Looking back on 2015, it was a significant year for the lighting and photonics community; it was the year that the world celebrated light. Launched at the start of 2015, the International Year of Light (IYL) was a celebration of light and light-based technologies across the world.
One of the main objectives of the IYL was to improve the public’s understanding of the central role that light plays in the modern world. Similarly, our goal in publishing this blog has been to share information about the fundamentals of glass and its interaction with light. To conclude 2015 and the first year of our blog, this article shares research and technologies that have made an impact in 2015 and promise to set a new course for the future.
LED Technology and Research Advancements
The rate of LED adoption continues to accelerate, but several obstacles remain before widespread adoption is realized, including lower costs and performance issues. Researchers continue to explore ways to improve the manufacturability of LEDs and seek to develop methods that lower their costs. At Florida State University, researchers developed a new highly efficient and low-cost method to produce LEDs based on a single-layer technique that combines organic and inorganic materials. Other researchers took a more novel approach and developed a manufacturing method that creates LEDs from food and beverage waste.
On-going research strives to improve the efficiency, reliability, and performance of LEDs. The material composition of an LED determines not only the cost of the LED but its actual performance. White LEDs are typically composed of a gallium nitride material with phosphor; however, other materials are being investigated that could lead to higher-performing LEDs. For instance, in 2015 researchers demonstrated the first color-tunable LED made from graphene. Conventional colored LEDs only emit narrow bands of light, which is determined by their composition and manufacturing. Graphene-based LEDs could be tuned to emit any color in the visible spectrum, creating a promising but still nascent technology.

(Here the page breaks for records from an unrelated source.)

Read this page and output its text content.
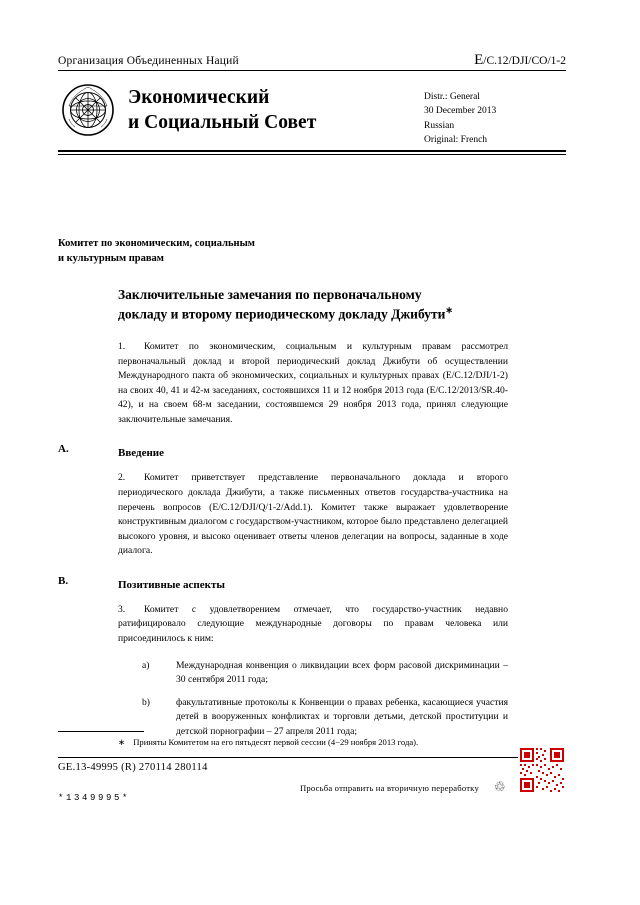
Организация Объединенных Наций	E/C.12/DJI/CO/1-2
Экономический
и Социальный Совет
Distr.: General
30 December 2013
Russian
Original: French
Комитет по экономическим, социальным
и культурным правам
Заключительные замечания по первоначальному
докладу и второму периодическому докладу Джибути∗

1. Комитет по экономическим, социальным и культурным правам рассмотрел первоначальный доклад и второй периодический доклад Джибути об осуществлении Международного пакта об экономических, социальных и культурных правах (E/C.12/DJI/1-2) на своих 40, 41 и 42-м заседаниях, состоявшихся 11 и 12 ноября 2013 года (E/C.12/2013/SR.40-42), и на своем 68-м заседании, состоявшемся 29 ноября 2013 года, принял следующие заключительные замечания.

A.	Введение

2. Комитет приветствует представление первоначального доклада и второго периодического доклада Джибути, а также письменных ответов государства-участника на перечень вопросов (E/C.12/DJI/Q/1-2/Add.1). Комитет также выражает удовлетворение конструктивным диалогом с государством-участником, которое было представлено делегацией высокого уровня, и высоко оценивает ответы членов делегации на вопросы, заданные в ходе диалога.

B.	Позитивные аспекты

3. Комитет с удовлетворением отмечает, что государство-участник недавно ратифицировало следующие международные договоры по правам человека или присоединилось к ним:

a)	Международная конвенция о ликвидации всех форм расовой дискриминации – 30 сентября 2011 года;

b)	факультативные протоколы к Конвенции о правах ребенка, касающиеся участия детей в вооруженных конфликтах и торговли детьми, детской проституции и детской порнографии – 27 апреля 2011 года;

∗ Приняты Комитетом на его пятьдесят первой сессии (4−29 ноября 2013 года).
GE.13-49995 (R) 270114 280114
*1349995*
Просьба отправить на вторичную переработку ♲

Growth of Light-based Technologies and Applications
As LED technology advances, new applications for LED-based technologies also emerge, which were previously unachievable with traditional light sources. For example, an NUS study showed the potential of blue LEDs as a novel chemical-free food preservation method.
Light-based technologies power the manufacturing world; precision laser systems, robotics, machine vision systems, and advanced sensor and inspection systems enable ever-increasing levels of quality and efficiency. The way we communicate is also rapidly evolving: Li-Fi technology promises much faster and more secure data transfer; faster computers are being developed that use light to store and transmit data; and the Internet of Things requires the progression of increased connectivity. Photonics enables all of these technologies. Listed below are several articles that share research that is helping to change and improve the way we communicate.

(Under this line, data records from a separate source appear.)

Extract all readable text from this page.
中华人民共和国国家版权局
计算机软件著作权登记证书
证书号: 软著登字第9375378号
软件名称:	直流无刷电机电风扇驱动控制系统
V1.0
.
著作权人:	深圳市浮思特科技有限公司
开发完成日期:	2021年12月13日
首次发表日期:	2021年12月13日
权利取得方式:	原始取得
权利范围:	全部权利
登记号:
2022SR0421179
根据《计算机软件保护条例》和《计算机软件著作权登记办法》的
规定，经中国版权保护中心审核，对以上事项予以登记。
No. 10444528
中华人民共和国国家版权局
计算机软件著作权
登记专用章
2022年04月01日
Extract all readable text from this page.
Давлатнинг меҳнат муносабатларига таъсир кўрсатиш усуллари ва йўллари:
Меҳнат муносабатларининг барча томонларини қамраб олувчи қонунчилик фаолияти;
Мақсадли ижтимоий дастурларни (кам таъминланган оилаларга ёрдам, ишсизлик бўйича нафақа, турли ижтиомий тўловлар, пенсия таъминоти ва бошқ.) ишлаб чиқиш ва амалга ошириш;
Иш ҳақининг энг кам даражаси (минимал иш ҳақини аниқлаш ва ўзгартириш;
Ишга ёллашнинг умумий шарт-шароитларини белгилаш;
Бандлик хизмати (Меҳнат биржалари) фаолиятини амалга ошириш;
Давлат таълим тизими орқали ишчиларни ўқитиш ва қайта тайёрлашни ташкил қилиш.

- Green light generation from a silicon nanoplasmonic waveguide
- Novel laser diode technology for free-space communications
- ASU researchers demonstrate the world's first white lasers
- Li-Fi has just been tested in the real world, and it's 100 times faster than Wi-Fi
- Stanford breakthrough heralds super-efficient light-based computers
- Light-based memory chip is the first ever to store data permanently
Light-based technologies are not limited to communications and computing; the use of light within the medical field is seeing significant achievements and breakthroughs. A new light-activated drug delivery system was developed to treat eye diseases. While another study focused on improving veteran’s health showed the benefits of red and near-infrared light therapy for repairing brain function. Laser pulses were also researched as a method to improve the accuracy of tumor detection. Light-based technologies continue to expand the capabilities of medicine.